Making the Best College Choice for Your Life

As another school year begins, juniors and seniors become increasingly focused on college. With today’s costs, more and more students and families are looking to insure that their money is well-spent. They want to feel that those tuition dollars help lead to a satisfying experience as well as to the ability to be employed following graduation.

To insure this, it is more critical than ever that students make a good match for themselves, both academically and financially. Failure to take either of these into account could involve additional expense and lead to unfullfillment and frustration.

In the early ‘70s, a NY Times reporter, Loren Pope, began writing about colleges and the disastrous choices and high dropout rates he was seeing. His research led him to publish “Colleges That Change Lives”, a book about 40 colleges across the country that do an outstanding job of educating students and preparing them for future success.

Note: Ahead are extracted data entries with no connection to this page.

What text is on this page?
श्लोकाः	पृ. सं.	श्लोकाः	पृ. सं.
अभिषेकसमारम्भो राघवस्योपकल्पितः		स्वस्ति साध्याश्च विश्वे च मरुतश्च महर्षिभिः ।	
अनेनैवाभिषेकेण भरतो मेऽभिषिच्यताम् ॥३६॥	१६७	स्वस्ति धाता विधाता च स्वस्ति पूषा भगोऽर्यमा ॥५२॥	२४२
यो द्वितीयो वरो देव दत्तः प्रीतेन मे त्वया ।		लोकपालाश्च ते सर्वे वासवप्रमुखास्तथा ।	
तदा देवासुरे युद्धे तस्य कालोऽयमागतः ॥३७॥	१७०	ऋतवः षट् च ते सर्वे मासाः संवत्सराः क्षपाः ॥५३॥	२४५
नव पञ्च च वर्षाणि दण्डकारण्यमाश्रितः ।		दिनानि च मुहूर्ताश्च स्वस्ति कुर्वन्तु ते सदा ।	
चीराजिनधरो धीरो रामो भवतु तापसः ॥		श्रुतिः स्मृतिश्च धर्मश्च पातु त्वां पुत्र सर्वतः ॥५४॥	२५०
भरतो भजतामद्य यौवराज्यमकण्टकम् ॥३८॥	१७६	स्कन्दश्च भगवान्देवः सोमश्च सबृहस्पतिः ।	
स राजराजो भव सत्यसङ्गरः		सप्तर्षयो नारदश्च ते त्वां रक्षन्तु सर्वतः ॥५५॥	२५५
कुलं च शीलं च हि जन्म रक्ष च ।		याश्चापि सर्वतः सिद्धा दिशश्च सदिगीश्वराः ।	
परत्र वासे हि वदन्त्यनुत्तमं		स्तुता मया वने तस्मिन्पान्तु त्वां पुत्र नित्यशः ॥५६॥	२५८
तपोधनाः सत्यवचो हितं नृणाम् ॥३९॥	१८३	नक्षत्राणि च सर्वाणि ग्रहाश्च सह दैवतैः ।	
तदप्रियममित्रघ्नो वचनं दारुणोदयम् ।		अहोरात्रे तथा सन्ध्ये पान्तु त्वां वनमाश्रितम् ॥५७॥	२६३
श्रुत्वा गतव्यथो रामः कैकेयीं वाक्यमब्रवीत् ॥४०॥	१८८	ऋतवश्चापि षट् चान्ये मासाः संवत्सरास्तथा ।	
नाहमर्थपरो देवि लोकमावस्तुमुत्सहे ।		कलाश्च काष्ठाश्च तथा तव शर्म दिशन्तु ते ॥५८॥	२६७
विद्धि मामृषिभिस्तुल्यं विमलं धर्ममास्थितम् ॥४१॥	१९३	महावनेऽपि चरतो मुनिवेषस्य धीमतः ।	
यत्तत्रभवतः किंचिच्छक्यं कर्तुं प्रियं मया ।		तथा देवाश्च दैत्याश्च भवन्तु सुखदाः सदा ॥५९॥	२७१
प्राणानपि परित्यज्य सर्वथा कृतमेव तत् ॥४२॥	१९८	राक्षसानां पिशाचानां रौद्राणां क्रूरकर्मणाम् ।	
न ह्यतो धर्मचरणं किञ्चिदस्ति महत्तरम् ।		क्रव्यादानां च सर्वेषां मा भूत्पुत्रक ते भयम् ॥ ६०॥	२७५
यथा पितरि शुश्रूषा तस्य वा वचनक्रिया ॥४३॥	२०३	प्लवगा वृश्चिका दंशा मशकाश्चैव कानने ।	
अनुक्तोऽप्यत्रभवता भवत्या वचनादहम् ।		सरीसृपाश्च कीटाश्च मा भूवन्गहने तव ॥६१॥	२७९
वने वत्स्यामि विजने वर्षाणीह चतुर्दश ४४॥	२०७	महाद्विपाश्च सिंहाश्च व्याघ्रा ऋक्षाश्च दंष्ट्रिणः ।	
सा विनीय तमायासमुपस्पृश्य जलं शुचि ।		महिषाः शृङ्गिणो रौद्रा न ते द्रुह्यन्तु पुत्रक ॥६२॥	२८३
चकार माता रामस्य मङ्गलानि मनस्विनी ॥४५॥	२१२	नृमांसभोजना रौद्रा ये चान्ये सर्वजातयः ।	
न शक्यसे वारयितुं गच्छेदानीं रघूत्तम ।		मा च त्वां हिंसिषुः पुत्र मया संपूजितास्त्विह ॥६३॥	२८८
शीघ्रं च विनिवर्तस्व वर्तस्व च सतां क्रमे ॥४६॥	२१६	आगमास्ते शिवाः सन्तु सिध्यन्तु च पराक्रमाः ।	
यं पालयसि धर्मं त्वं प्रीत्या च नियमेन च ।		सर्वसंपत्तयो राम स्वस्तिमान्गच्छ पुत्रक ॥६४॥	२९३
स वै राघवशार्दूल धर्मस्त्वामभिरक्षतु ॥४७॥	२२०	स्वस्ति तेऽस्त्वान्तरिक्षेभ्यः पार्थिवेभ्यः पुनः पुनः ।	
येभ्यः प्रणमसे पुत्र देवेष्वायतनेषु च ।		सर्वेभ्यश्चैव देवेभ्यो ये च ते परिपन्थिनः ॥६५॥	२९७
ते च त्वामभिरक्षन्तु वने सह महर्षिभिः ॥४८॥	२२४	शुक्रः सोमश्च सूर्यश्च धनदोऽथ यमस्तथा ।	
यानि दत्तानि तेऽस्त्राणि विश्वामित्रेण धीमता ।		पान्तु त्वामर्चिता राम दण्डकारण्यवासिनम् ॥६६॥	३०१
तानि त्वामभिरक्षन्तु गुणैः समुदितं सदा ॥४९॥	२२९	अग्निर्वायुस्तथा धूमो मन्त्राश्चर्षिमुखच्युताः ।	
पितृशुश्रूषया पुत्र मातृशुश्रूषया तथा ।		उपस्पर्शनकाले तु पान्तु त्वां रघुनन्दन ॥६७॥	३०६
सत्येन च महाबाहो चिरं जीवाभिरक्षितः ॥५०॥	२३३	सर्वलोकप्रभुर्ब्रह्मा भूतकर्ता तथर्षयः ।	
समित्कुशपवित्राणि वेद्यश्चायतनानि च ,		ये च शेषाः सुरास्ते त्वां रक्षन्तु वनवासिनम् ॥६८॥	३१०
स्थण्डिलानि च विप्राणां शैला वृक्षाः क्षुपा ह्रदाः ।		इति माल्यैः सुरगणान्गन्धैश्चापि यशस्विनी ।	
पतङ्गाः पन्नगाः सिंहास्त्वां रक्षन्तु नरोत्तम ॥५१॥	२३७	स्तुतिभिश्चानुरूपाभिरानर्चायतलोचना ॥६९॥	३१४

This perspective on what constitutes a “good” college turns the concept of “rankings”, as fostered by other national publications, upside-down. Over the past half dozen years, a group of the colleges described in his book have been traveling the country presenting information sessions and fairs at events call “The Colleges that Change Lives Fair”. Though these colleges are presenting themselves as excellent options and opportunities, their over-arching theme and message of what makes for a quality college education is universal.

This concept has been borne out in research studies through the National Survey of Student Engagement (NSSE) and the Center for Inquiry Study in the Liberal Arts, and has been heralded by the Educational Conservancy. All of these groups point to the fact that it is the engagement between students and faculty that is at the crux of an effective and worthwhile college education. It is not name, ranking, size, or any other “popular” factor that makes for an outstanding college education and success in life; it is instead the quality of the teaching-learning experience.

The “College That Change Lives Fair” is one of the best opportunities for students and parents to get a good picture of what educational quality can look and feel like. I encourage all students, whether they are considering one of these specific colleges or not, to attend this fair and get a fresh perspective on what makes for a great college experience.